In fact, according to an official with the Kenya Revenue Authority who saw the article, the tax stamp program there resulted in a reduction in the illicit trade in cigarettes, from 15 percent, to less than 5 percent, and indeed actually benefited BAT, as it resulted in the closure of all of the other local manufacturers – BAT is now the only licensed manufacturer left in Kenya. 

Tax stamps and secure marks work: More than 140 billion tax stamps used by more than 150 national and local governments around the world. Other country case studies show clear successes: In California the tax stamp system resulted in a 37 percent drop in tax evasion within two years of implementation, and an additional $870million in excise tax revenues. Some countries have noted a 61 percent reduction in smuggling and 38 percent less tobacco-related fraud; they’ve seen their tax revenues increase by as much 50 percent and the illicit trade prevalence drop by a significant 6 percent. 

In the article, BAT is quoted as raising other spurious claims about highly secure modern tax stamps. 

Suggesting that “the system will make it difficult for manufacturers to export to other countries” displays a distinct lack of understanding of how the solutions are implemented– cigarette packs are marked differently depending on whether they are intended for the local market, or for export.  The use of secure marks has not presented in this respect a problem in any of the other 150 countries and states where tax stamps have successfully been implemented, and it is patently simply an alarmist statement intended to scare SARS off. 

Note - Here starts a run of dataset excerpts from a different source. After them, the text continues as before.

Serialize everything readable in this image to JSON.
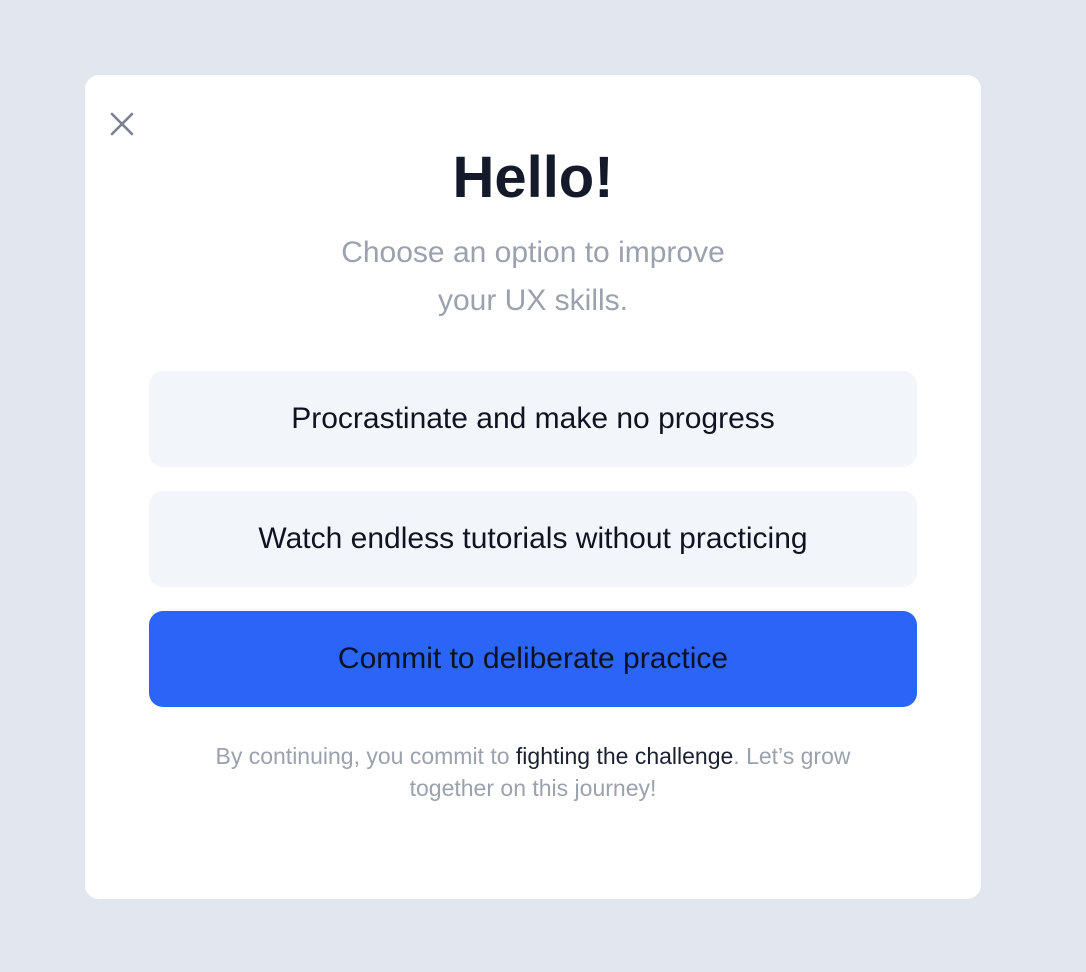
{
  "modal": {
    "close_icon": "close-icon",
    "title": "Hello!",
    "subtitle_line1": "Choose an option to improve",
    "subtitle_line2": "your UX skills.",
    "options": [
      {
        "label": "Procrastinate and make no progress"
      },
      {
        "label": "Watch endless tutorials without practicing"
      },
      {
        "label": "Commit to deliberate practice"
      }
    ],
    "footer": {
      "prefix": "By continuing, you commit to ",
      "highlight": "fighting the challenge",
      "suffix": ". Let’s grow",
      "line2": "together on this journey!"
    }
  },
  "colors": {
    "page_background": "#e2e7ef",
    "modal_background": "#ffffff",
    "primary_button": "#2b65f7",
    "secondary_button": "#f2f5f9",
    "title_text": "#141a29",
    "muted_text": "#9ba1ad"
  }
}
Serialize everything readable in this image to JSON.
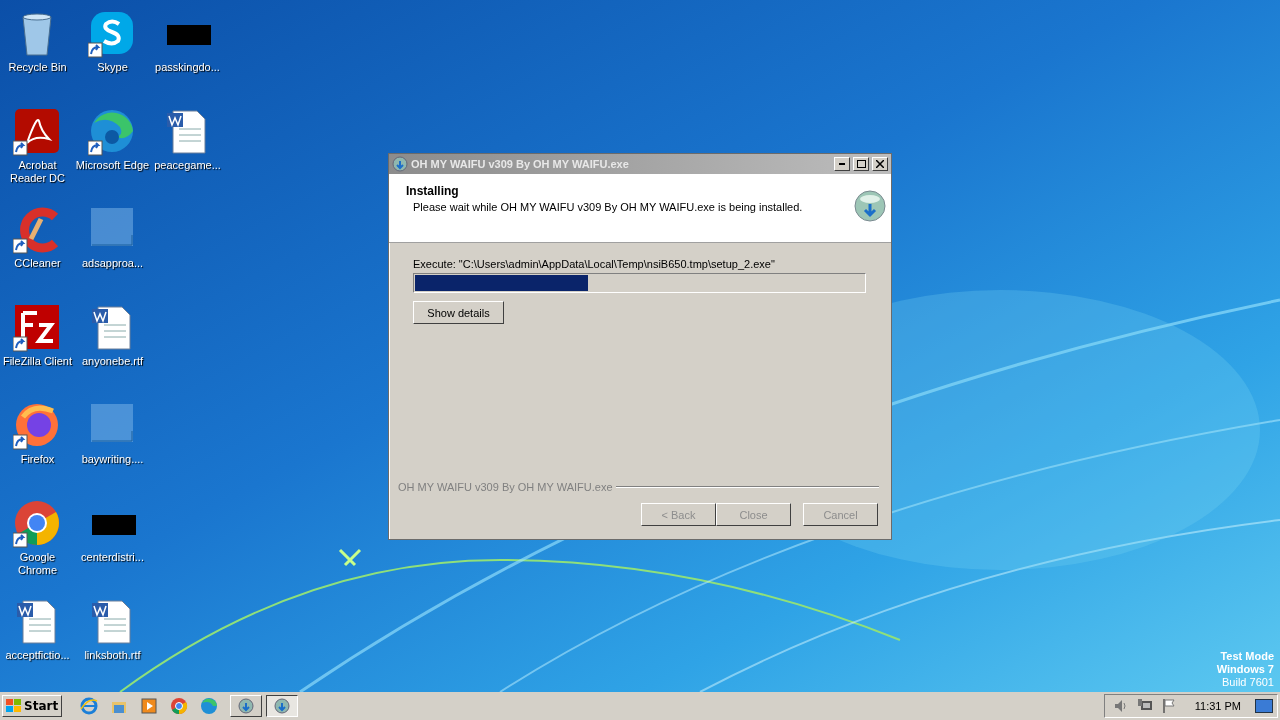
{
  "desktop_icons": [
    {
      "label": "Recycle Bin",
      "kind": "recycle",
      "shortcut": false
    },
    {
      "label": "Acrobat Reader DC",
      "kind": "acrobat",
      "shortcut": true
    },
    {
      "label": "CCleaner",
      "kind": "ccleaner",
      "shortcut": true
    },
    {
      "label": "FileZilla Client",
      "kind": "filezilla",
      "shortcut": true
    },
    {
      "label": "Firefox",
      "kind": "firefox",
      "shortcut": true
    },
    {
      "label": "Google Chrome",
      "kind": "chrome",
      "shortcut": true
    },
    {
      "label": "acceptfictio...",
      "kind": "word",
      "shortcut": false
    },
    {
      "label": "Skype",
      "kind": "skype",
      "shortcut": true
    },
    {
      "label": "Microsoft Edge",
      "kind": "edge",
      "shortcut": true
    },
    {
      "label": "adsapproa...",
      "kind": "blank",
      "shortcut": false
    },
    {
      "label": "anyonebe.rtf",
      "kind": "word",
      "shortcut": false
    },
    {
      "label": "baywriting....",
      "kind": "blank",
      "shortcut": false
    },
    {
      "label": "centerdistri...",
      "kind": "black",
      "shortcut": false
    },
    {
      "label": "linksboth.rtf",
      "kind": "word",
      "shortcut": false
    },
    {
      "label": "passkingdo...",
      "kind": "black",
      "shortcut": false
    },
    {
      "label": "peacegame...",
      "kind": "word",
      "shortcut": false
    }
  ],
  "window": {
    "title": "OH MY WAIFU v309 By OH MY WAIFU.exe",
    "header": {
      "title": "Installing",
      "subtitle": "Please wait while OH MY WAIFU v309 By OH MY WAIFU.exe is being installed."
    },
    "status": "Execute: \"C:\\Users\\admin\\AppData\\Local\\Temp\\nsiB650.tmp\\setup_2.exe\"",
    "progress": {
      "level": 0.385
    },
    "details_button": {
      "label": "Show details",
      "disabled": false
    },
    "branding": "OH MY WAIFU v309 By OH MY WAIFU.exe",
    "buttons": [
      {
        "label": "< Back",
        "disabled": true
      },
      {
        "label": "Close",
        "disabled": true
      },
      {
        "label": "Cancel",
        "disabled": true
      }
    ]
  },
  "taskbar": {
    "start": "Start",
    "quick_launch": [
      {
        "kind": "ie"
      },
      {
        "kind": "explorer"
      },
      {
        "kind": "media"
      },
      {
        "kind": "chrome"
      },
      {
        "kind": "edge"
      }
    ],
    "tasks": [
      {
        "kind": "installer",
        "selected": false
      },
      {
        "kind": "installer",
        "selected": true
      }
    ],
    "tray": {
      "clock": "11:31 PM"
    }
  },
  "watermark": [
    "Test Mode",
    "Windows 7",
    "Build 7601"
  ]
}
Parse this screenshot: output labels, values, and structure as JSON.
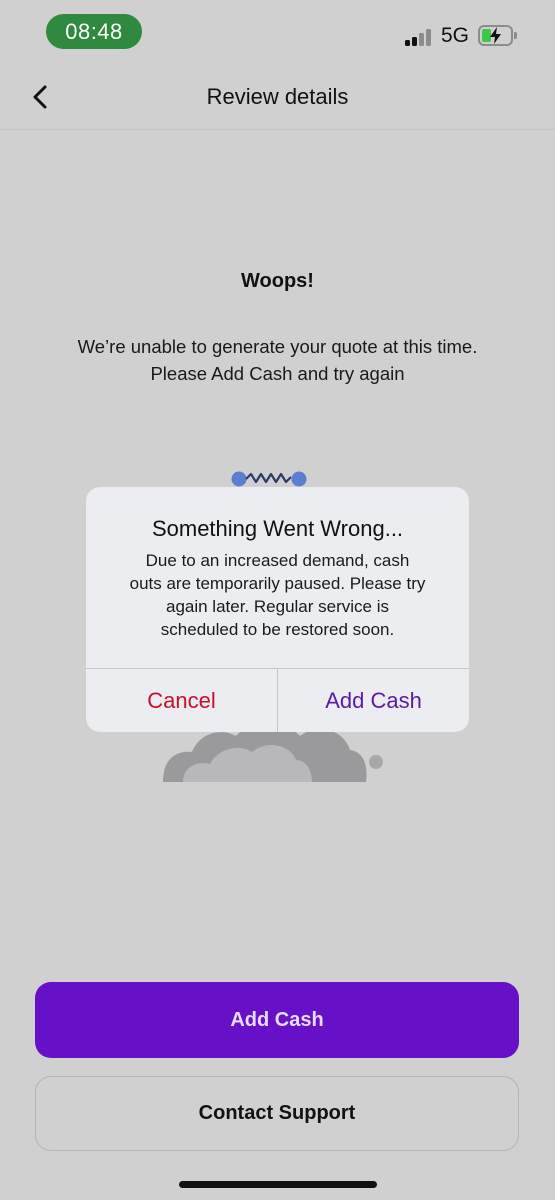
{
  "status_bar": {
    "time": "08:48",
    "network": "5G",
    "signal_bars_active": 2,
    "signal_bars_total": 4,
    "battery_state": "charging",
    "time_pill_color": "#2e8a3e"
  },
  "header": {
    "title": "Review details",
    "back_icon": "chevron-left-icon"
  },
  "error": {
    "title": "Woops!",
    "message_lines": [
      "We’re unable to generate your quote at this time.",
      "Please Add Cash and try again"
    ]
  },
  "illustration": {
    "icon": "broken-cable-cloud-illustration"
  },
  "dialog": {
    "title": "Something Went Wrong...",
    "message_lines": [
      "Due to an increased demand, cash",
      "outs are temporarily paused. Please try",
      "again later. Regular service is",
      "scheduled to be restored soon."
    ],
    "cancel_label": "Cancel",
    "confirm_label": "Add Cash",
    "cancel_color": "#c8102e",
    "confirm_color": "#5b1aa8"
  },
  "actions": {
    "primary_label": "Add Cash",
    "secondary_label": "Contact Support",
    "primary_color": "#6610c8"
  }
}
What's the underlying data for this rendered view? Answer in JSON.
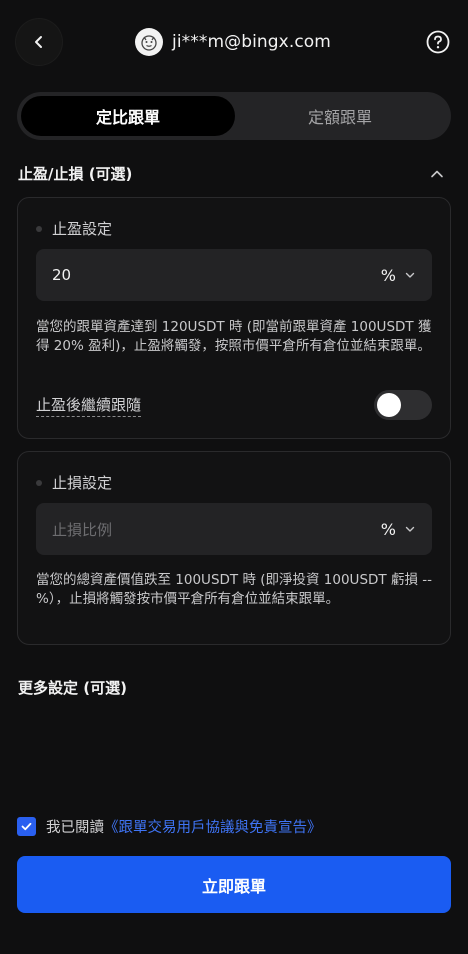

The statement in the article that “ten thousands farmers will be immediately wiped out, putting another 35,000 dependents at risk" is equally simply alarmist rhetoric. The simple fact is that BAT only employs around 2,187 people in the country. The rest of the number includes what BAT itself elsewhere has called “indirect and induced” numbers[2]which essentially includes the cashier at the fuel station who rings up your pack of cigarettes – making their numbers a bit of a stretch.

The truth is that what BAT is doing is laying the groundwork for an argument that SARS should use a traceability system that the tobacco industry itself developed (the “digital market printed on a pack at the machine,” that is referenced in the article) 

The problems facing the industry-developed and punted solution are substantial: BAT is unlikely to tell you that this very same traceability solution was initially developed by the tobacco industry to fulfil an obligation under an EU court order where they were fined a few hundred million euros, for the smuggling of their own packs[3]. The solution was developed by the industry, for the industry. It was never meant to be an anti-illicit device for government.  And the digital codes – which is only a simple a alphanumeric number – are incredibly susceptible to fraud themselves, because a legitimate code can simply be “cloned” or copied, and used multiple times without anybody being any the wiser. Why would any government choose a solution that lets the foxes guard the henhouse? 

The BAT statement, and the article that followed, is aimed very simply at getting SARS to adopt a solution that favours the very industry that is being told to toe the line. BAT has been extremely vocal about how SARS should be clamping down on illicit trade. Introducing a secure mark that makes it possible to see where packs came from, and to validate that they are where they are supposed to be, is the very best way to do so. Any company that legitimately wanted to fight against illicit trade would welcome the initiative. The fact that BAT does not do so may suggest that the company itself would prefer the tobacco supply chain to remain opaque. 

SARS would do well to learn from the Kenyan story, and ignore industry rhetoric designed to preserve the status quo.